One of the key areas that seemed to ring alarm bells for shareholders was that the company suffered a £1.3bn in net outflows, which is partially blamed on the popularity of ‘passive’ funds among retail investors.
However, the company said it was “rising to this challenge” by reducing costs through restructuring and by concentrating resources on areas that it said had rising client demand and “resilient” profit margins.
What is a passive fund?
Passive funds are investment vehicles that track a market index such as the FTSE 100 or a specific market segment when deciding what to invest in.
This contrasts with active funds, where a fund manager decides what investment will make it into the portfolio.
This difference usually means passive funds are cheaper to invest in than their active counterparts, and also hold popularity with investors who may not have the time to consider individual investments or the money to pay hefty fees that often accompany active fund management.
Passives include exchange-traded funds (ETFs), which offer shares that investors can buy on the open market for the fund's net asset value (NAV) and often track a specific index related to equities, bonds, commodities or currencies.
Advantages of passive funds
One of the key draws of passive funds is their lower cost, as their lack of active management usually entails lower marketing, distribution and brokerage expenses than active funds.

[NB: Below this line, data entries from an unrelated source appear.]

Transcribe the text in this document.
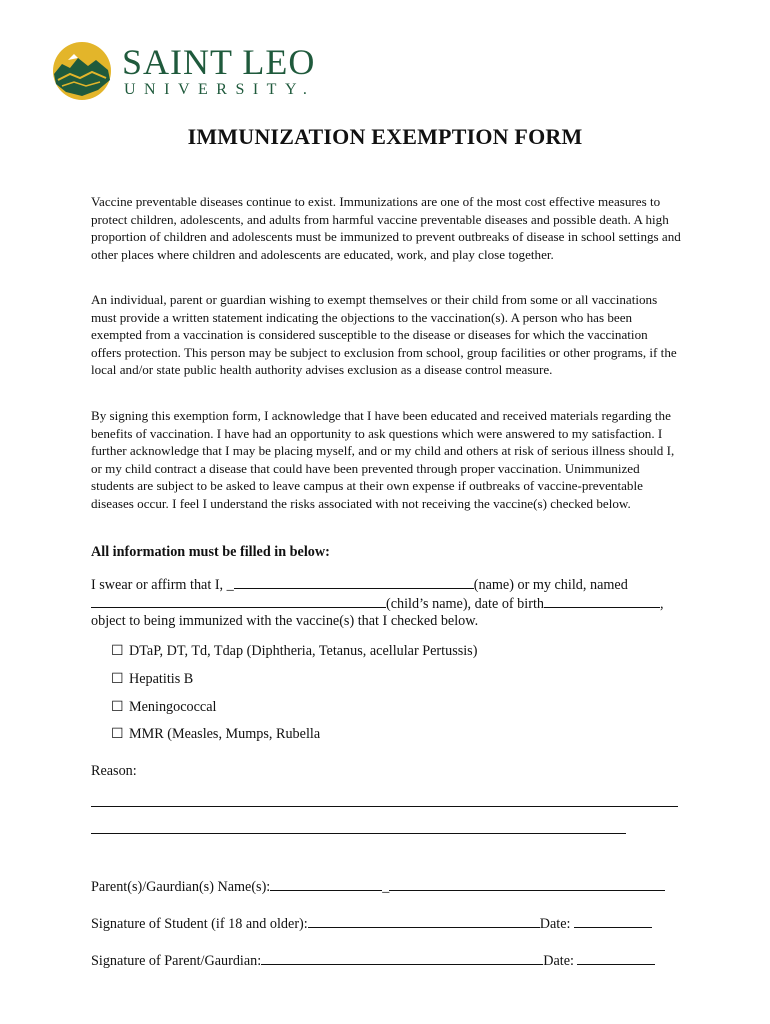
SAINT LEO
UNIVERSITY.
IMMUNIZATION EXEMPTION FORM

Vaccine preventable diseases continue to exist. Immunizations are one of the most cost effective measures to protect children, adolescents, and adults from harmful vaccine preventable diseases and possible death. A high proportion of children and adolescents must be immunized to prevent outbreaks of disease in school settings and other places where children and adolescents are educated, work, and play close together.

An individual, parent or guardian wishing to exempt themselves or their child from some or all vaccinations must provide a written statement indicating the objections to the vaccination(s). A person who has been exempted from a vaccination is considered susceptible to the disease or diseases for which the vaccination offers protection. This person may be subject to exclusion from school, group facilities or other programs, if the local and/or state public health authority advises exclusion as a disease control measure.

By signing this exemption form, I acknowledge that I have been educated and received materials regarding the benefits of vaccination. I have had an opportunity to ask questions which were answered to my satisfaction. I further acknowledge that I may be placing myself, and or my child and others at risk of serious illness should I, or my child contract a disease that could have been prevented through proper vaccination. Unimmunized students are subject to be asked to leave campus at their own expense if outbreaks of vaccine-preventable diseases occur. I feel I understand the risks associated with not receiving the vaccine(s) checked below.

All information must be filled in below:

I swear or affirm that I, _	(name) or my child, named
(child’s name), date of birth	,
object to being immunized with the vaccine(s) that I checked below.
☐ DTaP, DT, Td, Tdap (Diphtheria, Tetanus, acellular Pertussis)
☐ Hepatitis B
☐ Meningococcal
☐ MMR (Measles, Mumps, Rubella
Reason:
Parent(s)/Gaurdian(s) Name(s):	_
Signature of Student (if 18 and older):	Date:
Signature of Parent/Gaurdian:	Date:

For example, according to Barclays investors in actively managed funds often pay charges of around 0.75% per year compared to some passive funds which charge less than 0.1%.
For ETFs specifically, investing in them also carries tax advantages as investors only pay capital gains tax when selling their shares in the fund and can also invest in ETFs through individual savings accounts (ISAs) and self-invested pension plans (SIPPs), which can offer additional relief from capital gains tax.
However, in some cases, the advantage of passive funds, the lack of a fund manager, can become its greatest weakness in times of market volatility, as the value of the fund will fall in line with whatever it is tracking, whereas a fund manager would be able to reorient the portfolio to avoid heavier losses.
However, Barclays highlighted that passive fund backers believe that the risk is worth it as it is “extremely difficult” to choose which fund managers will beat the performance of the market over the long term, as a manager’s “past performance should never be viewed as [an] indication of their future returns”.
Bridging the gap
While the argument continues to rage over the benefits of passive versus active funds, some funds are trying to combine the two through so-called smart beta ETFs.
A smart beta is a type of ETF that uses a rules-based system to decide what investments to include in its portfolio from a particular index, rather than simply tracking the index as a whole.
For example, a smart beta ETF may only select FTSE 100 companies that exhibit certain behaviours or financial metrics, such as low share price volatility, making it a blend of both active and passive investment strategies.